Salah satu bukti nyata dari upaya ini terlihat dalam Rencana Usaha Penyediaan Tenaga Listrik (RUPTL) PT PLN (Persero) periode 2025-2034. Dalam dokumen tersebut, porsi penggunaan energi baru terbarukan ditargetkan mencapai 17%. Angka ini mencerminkan progres yang signifikan dalam transisi energi yang sedang digalakkan oleh pemerintah.
Wakil Menteri Energi dan Sumber Daya Mineral (ESDM), Archandra Tahar, dalam sebuah kesempatan menyatakan, “Kita serius menjalankan Paris Agreement.
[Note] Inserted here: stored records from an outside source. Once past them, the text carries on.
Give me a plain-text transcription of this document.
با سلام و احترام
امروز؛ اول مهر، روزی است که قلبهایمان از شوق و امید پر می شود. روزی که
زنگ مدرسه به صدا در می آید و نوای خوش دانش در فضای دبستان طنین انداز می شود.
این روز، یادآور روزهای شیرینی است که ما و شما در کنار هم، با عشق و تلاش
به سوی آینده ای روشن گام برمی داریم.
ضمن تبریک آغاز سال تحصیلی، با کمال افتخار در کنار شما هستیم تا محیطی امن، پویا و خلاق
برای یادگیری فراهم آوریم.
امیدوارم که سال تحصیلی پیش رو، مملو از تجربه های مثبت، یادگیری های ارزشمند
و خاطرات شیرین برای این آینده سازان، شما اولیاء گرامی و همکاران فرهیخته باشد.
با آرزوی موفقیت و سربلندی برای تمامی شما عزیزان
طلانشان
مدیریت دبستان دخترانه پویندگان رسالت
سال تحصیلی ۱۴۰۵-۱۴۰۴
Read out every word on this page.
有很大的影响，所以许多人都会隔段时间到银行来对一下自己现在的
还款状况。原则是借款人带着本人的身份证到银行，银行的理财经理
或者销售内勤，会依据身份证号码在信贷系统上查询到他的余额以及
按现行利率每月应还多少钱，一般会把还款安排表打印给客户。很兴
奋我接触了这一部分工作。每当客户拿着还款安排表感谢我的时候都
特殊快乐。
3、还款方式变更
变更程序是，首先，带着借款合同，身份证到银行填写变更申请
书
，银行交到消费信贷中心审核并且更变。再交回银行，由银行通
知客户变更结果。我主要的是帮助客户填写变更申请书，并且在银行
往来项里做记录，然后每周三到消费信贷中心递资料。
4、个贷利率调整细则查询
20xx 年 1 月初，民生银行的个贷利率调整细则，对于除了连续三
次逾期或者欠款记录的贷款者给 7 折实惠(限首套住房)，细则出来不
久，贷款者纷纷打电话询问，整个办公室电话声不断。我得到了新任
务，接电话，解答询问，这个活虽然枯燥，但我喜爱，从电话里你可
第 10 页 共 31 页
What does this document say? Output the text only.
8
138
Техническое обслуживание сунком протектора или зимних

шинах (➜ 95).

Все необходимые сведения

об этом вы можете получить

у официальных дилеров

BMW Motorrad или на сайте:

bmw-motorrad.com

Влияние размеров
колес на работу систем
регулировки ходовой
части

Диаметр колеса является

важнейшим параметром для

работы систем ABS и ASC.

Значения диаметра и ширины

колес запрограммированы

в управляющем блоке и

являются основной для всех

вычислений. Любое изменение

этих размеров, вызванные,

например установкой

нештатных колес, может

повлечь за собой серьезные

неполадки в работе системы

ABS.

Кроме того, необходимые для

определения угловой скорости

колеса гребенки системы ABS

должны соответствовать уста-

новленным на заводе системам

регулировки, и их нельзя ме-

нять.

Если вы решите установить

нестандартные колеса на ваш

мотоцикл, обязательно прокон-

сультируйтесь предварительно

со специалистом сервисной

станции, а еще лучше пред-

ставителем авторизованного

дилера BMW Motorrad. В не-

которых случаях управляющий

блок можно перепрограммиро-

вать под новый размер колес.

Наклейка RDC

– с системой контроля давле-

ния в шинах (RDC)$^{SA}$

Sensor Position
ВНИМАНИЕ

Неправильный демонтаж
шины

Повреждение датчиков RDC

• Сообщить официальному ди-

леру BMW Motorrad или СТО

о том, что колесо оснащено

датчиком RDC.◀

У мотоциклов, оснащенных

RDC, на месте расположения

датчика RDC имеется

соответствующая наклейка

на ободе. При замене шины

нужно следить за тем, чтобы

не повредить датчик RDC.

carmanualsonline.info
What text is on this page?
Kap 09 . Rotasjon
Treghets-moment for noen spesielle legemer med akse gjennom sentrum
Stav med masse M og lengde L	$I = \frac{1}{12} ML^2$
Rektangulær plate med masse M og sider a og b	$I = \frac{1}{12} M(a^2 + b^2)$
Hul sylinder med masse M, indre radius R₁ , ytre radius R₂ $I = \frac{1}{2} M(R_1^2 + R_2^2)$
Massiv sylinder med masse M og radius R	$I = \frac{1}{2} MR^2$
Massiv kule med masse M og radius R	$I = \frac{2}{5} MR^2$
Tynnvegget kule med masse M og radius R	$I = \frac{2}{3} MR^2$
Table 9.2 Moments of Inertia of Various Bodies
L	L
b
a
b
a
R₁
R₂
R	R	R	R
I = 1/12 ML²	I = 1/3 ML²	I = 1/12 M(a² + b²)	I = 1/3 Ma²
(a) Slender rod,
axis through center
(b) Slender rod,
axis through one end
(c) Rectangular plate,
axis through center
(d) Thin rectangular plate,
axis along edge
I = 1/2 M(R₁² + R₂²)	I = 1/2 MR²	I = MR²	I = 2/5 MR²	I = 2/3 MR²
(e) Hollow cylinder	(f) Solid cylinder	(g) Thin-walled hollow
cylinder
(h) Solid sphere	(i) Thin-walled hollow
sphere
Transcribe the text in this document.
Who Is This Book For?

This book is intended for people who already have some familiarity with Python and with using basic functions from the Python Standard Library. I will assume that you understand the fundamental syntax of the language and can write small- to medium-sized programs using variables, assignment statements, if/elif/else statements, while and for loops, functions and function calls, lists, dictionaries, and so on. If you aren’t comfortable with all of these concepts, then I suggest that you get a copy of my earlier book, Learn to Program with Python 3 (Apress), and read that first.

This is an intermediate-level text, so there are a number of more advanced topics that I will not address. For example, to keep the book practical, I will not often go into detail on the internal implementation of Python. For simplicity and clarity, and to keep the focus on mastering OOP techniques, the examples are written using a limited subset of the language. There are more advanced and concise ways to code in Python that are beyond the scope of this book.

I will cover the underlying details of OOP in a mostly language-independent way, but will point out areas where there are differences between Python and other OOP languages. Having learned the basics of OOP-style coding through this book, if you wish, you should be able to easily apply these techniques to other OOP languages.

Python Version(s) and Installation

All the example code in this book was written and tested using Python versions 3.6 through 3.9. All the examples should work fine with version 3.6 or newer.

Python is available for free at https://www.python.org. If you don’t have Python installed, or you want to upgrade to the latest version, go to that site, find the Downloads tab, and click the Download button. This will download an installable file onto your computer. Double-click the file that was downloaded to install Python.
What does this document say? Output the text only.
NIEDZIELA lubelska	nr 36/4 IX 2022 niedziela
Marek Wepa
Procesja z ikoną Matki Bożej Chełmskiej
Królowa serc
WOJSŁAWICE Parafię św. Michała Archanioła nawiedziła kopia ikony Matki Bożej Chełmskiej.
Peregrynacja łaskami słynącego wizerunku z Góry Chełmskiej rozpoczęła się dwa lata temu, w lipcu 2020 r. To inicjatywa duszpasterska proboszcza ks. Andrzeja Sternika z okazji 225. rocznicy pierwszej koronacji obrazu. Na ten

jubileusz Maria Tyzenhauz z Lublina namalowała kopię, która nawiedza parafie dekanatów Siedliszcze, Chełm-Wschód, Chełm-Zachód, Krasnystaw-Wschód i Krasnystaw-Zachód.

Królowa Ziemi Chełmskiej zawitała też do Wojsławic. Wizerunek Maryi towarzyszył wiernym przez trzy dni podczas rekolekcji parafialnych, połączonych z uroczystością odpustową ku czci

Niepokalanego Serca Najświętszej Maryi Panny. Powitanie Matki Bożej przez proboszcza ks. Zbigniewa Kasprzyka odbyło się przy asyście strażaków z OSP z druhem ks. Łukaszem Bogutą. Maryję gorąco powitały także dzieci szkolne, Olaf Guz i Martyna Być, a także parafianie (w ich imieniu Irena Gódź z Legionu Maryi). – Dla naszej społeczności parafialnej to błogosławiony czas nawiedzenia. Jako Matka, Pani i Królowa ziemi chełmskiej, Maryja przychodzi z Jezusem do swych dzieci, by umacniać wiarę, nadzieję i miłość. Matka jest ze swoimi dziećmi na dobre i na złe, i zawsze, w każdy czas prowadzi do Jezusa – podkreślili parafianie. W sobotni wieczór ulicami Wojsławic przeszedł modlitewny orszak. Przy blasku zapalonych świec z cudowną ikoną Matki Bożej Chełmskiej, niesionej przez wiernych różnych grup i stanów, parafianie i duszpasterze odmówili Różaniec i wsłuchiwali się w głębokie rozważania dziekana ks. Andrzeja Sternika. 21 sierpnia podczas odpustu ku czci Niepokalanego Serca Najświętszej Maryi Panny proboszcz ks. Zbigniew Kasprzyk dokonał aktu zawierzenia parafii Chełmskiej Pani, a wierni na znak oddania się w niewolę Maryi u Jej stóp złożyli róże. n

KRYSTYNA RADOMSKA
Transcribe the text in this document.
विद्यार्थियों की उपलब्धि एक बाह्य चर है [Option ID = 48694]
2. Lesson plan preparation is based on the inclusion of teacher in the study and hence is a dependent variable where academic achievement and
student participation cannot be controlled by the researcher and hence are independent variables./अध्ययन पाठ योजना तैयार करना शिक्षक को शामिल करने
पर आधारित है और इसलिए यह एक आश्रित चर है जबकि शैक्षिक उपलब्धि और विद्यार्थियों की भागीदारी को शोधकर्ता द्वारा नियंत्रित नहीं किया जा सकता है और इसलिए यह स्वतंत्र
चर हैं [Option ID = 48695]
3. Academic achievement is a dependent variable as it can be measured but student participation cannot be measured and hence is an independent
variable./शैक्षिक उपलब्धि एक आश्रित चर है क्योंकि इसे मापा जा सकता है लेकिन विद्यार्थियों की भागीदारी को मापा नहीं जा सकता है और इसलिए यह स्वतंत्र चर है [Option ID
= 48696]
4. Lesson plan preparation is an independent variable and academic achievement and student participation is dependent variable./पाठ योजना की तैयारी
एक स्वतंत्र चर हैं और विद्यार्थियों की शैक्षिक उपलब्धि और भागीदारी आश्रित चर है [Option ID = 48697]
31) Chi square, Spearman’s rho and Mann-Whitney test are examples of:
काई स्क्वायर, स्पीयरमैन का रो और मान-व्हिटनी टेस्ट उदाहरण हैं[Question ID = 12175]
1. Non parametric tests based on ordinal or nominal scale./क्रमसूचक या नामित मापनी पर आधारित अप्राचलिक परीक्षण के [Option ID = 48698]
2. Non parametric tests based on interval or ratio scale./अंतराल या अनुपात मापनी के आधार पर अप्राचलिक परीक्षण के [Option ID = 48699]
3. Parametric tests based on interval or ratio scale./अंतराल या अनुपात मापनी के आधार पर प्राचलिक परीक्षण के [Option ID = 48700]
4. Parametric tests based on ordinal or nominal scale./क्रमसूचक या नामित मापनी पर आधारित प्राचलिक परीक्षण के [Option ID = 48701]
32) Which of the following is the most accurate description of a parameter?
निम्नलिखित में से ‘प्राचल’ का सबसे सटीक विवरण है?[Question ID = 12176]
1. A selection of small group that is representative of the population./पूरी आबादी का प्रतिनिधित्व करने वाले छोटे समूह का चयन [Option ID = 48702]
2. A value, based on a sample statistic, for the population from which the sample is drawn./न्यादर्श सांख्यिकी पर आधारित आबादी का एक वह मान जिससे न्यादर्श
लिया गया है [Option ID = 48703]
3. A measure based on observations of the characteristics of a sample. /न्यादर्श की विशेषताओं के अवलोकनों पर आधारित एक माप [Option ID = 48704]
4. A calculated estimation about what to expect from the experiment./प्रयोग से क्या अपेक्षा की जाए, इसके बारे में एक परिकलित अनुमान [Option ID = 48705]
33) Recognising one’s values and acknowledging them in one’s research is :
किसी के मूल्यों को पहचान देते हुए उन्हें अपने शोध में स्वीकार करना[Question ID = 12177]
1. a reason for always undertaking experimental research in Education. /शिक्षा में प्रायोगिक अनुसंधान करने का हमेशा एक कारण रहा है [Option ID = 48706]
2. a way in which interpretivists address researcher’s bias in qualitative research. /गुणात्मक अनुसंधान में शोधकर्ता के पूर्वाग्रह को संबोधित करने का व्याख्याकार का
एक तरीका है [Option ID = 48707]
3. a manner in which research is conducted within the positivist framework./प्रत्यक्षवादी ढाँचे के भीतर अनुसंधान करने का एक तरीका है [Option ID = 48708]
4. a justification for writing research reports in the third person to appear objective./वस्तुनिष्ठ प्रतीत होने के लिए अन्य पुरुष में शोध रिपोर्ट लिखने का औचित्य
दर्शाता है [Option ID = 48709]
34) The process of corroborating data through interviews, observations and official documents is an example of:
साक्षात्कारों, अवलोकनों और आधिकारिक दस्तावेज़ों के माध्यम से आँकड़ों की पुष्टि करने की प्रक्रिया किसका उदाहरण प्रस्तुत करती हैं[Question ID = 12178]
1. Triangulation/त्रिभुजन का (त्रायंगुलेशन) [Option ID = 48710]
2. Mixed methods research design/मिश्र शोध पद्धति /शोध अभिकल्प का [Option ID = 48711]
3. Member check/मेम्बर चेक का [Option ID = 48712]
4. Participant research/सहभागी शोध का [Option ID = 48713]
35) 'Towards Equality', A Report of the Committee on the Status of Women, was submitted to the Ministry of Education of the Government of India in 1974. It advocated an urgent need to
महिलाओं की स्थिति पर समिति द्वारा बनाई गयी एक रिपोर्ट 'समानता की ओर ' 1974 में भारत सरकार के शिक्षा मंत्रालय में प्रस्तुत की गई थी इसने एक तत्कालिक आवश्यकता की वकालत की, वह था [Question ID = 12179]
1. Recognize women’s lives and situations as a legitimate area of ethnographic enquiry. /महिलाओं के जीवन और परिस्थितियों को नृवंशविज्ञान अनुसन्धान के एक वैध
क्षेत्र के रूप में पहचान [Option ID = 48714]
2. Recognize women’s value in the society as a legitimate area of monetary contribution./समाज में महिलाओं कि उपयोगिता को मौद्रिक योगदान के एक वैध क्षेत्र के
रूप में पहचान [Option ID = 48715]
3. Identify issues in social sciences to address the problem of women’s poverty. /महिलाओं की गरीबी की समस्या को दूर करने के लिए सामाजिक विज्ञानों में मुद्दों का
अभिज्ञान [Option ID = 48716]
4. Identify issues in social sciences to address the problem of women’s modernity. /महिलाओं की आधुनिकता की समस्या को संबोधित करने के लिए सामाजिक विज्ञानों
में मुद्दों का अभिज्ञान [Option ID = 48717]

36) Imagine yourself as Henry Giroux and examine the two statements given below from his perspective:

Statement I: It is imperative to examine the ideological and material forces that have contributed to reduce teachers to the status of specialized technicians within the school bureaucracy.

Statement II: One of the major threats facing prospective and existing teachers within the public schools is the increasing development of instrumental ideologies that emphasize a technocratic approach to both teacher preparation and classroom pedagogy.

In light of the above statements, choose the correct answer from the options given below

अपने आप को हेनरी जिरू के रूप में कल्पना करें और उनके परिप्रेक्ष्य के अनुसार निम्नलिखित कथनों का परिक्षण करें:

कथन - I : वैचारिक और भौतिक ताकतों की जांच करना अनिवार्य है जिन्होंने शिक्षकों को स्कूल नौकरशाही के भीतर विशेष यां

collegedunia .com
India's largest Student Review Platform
Komitmen kita adalah Net Zero Emission 2060.” Pernyataan ini menegaskan kesungguhan pemerintah dalam berkontribusi pada upaya global mitigasi perubahan iklim.
Peningkatan porsi EBT dalam RUPTL PLN bukan hanya sekadar angka, melainkan sebuah strategi untuk mengurangi ketergantungan pada sumber energi fosil yang berkontribusi terhadap emisi gas rumah kaca. Pengembangan energi terbarukan seperti panas bumi, tenaga air, tenaga surya, dan biomassa menjadi prioritas untuk mencapai target NZE.
Selain itu, pemerintah juga terus mendorong inovasi dan investasi di sektor energi terbarukan. Berbagai kebijakan dan insentif diharapkan dapat mempercepat adopsi teknologi EBT dan meningkatkan bauran energi bersih di Indonesia. Upaya ini diharapkan tidak hanya berdampak pada lingkungan, tetapi juga pada ketahanan energi nasional dan pertumbuhan ekonomi hijau.